Haskell.org out of date

Claus Reinke claus.reinke@talk21.com
Wed, 11 Jun 2003 23:37:43 +0100


> .. doing your own bit (which can be as small as finding some
> specific out-of-date info, googling for the current link if any, and
> sending the diff to John and Olaf, or as big as taking charge of
> the part of haskell.org that most interests you and coming up
> with a system that makes maintenance easy;-). Good idea!-)
> 
> Whenever anyone finds something odd about your haskell.org:
> just do something about it (preferably something that helps;-)!

for illustration: following Hampus' email, I fed the libraries and tools
url into http://validator.w3.org/checklink/ and found that most of the
invalid links on that page pointed to parts of Jan Skibinski's former site 
(numeric-quest). Several of Jan's articles and programs have been 
quite popular (nice mix of quantum mechanics and practical tools,
all with running commentary, not to mention his "Haskell Companion"
project), so that subject has come up a few time on the mailing list.

If we'd expect John and Olaf to monitor the dozens of Haskell-related
mailing lists for haskell.org-related issues, and then to do "something"
about them, they'd soon throw the towel - they aren't full-time admins. 
I admit to having made this naive assumption myself a few times..

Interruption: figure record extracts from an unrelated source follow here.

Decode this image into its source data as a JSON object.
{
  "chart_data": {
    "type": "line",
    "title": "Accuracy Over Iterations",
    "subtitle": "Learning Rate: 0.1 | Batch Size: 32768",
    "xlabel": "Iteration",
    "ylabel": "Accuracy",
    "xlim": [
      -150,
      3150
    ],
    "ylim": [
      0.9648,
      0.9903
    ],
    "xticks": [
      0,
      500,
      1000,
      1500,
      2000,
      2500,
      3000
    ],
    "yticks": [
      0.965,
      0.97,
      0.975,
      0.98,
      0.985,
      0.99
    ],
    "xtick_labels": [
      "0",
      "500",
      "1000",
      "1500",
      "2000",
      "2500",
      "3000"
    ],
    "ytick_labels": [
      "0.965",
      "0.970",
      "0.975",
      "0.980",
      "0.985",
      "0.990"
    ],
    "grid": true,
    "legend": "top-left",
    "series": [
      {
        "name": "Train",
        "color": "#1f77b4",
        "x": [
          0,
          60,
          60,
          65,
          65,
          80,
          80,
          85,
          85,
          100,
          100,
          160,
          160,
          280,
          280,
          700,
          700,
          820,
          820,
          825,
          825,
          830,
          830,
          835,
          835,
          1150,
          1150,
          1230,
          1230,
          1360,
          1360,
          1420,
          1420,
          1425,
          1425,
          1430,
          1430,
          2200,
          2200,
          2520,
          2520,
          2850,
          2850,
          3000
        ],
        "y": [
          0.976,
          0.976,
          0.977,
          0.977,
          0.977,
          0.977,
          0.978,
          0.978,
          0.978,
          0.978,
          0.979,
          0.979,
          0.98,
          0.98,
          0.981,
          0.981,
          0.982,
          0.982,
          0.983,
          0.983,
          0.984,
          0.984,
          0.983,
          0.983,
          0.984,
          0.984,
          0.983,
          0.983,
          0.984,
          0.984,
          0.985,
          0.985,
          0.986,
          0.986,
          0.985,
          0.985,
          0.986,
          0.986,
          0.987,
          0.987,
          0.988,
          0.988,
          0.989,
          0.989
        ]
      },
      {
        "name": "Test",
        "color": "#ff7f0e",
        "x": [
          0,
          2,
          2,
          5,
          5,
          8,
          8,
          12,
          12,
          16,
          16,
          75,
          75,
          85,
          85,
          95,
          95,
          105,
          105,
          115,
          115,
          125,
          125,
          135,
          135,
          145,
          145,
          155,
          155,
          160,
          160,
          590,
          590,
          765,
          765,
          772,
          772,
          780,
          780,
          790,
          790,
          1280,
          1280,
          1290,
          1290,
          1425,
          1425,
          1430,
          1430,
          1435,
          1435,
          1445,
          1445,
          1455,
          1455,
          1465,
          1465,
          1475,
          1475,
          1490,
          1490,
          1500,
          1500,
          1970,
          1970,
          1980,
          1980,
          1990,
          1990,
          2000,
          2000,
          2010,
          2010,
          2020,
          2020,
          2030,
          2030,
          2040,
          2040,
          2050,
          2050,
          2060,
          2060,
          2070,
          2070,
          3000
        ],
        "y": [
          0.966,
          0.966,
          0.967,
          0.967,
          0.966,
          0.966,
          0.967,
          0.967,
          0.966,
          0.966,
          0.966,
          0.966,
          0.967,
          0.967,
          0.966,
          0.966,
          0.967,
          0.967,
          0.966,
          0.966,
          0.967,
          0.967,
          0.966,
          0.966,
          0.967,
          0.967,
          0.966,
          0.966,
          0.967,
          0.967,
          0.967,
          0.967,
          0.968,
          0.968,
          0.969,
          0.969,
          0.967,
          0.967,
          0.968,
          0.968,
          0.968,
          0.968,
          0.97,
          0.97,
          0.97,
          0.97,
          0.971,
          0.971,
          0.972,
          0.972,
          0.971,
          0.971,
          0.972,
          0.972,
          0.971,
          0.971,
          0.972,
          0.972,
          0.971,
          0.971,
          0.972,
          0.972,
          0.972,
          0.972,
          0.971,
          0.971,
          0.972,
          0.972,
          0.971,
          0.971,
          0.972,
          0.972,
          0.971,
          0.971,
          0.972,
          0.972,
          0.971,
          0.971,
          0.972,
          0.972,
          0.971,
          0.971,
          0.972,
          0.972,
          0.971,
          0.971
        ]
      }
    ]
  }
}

So, this time round I instead downloaded the source of the webpage 
using wget, fixed up the numeric-quest links to go to the relevant parts 
of the Internet Archive (which is one of the places that saved the 
contents of Jan's site before that went down), added a few comments, 
and emailed the updated source to John and Olaf. This way, they only
had to check the diff and the new links to see whether they were happy
with the changes, and put the updated webpage online.

All that happened within a day.. The difference is between something 
they can do in between their real jobs and something that will have to 
wait for "later", whenever that may be. Not the best system, but it works.
 
Now, there are more links waiting for updates, even on that page, and 
especially the old stuff Hampus mentioned (ghc 2?-) needs some human 
looking into it. You don't have to fix everything at once to make a 
difference, but every one of you can make the site a little bit more 
consistent whenever you visit it - just as with Haskell implementations, 
libraries, and tools, bug reports are welcome, bug fixes even more so! 
Those of us who don't understand the innards of GHC&co. can still 
help in other ways, e.g., with the webpages.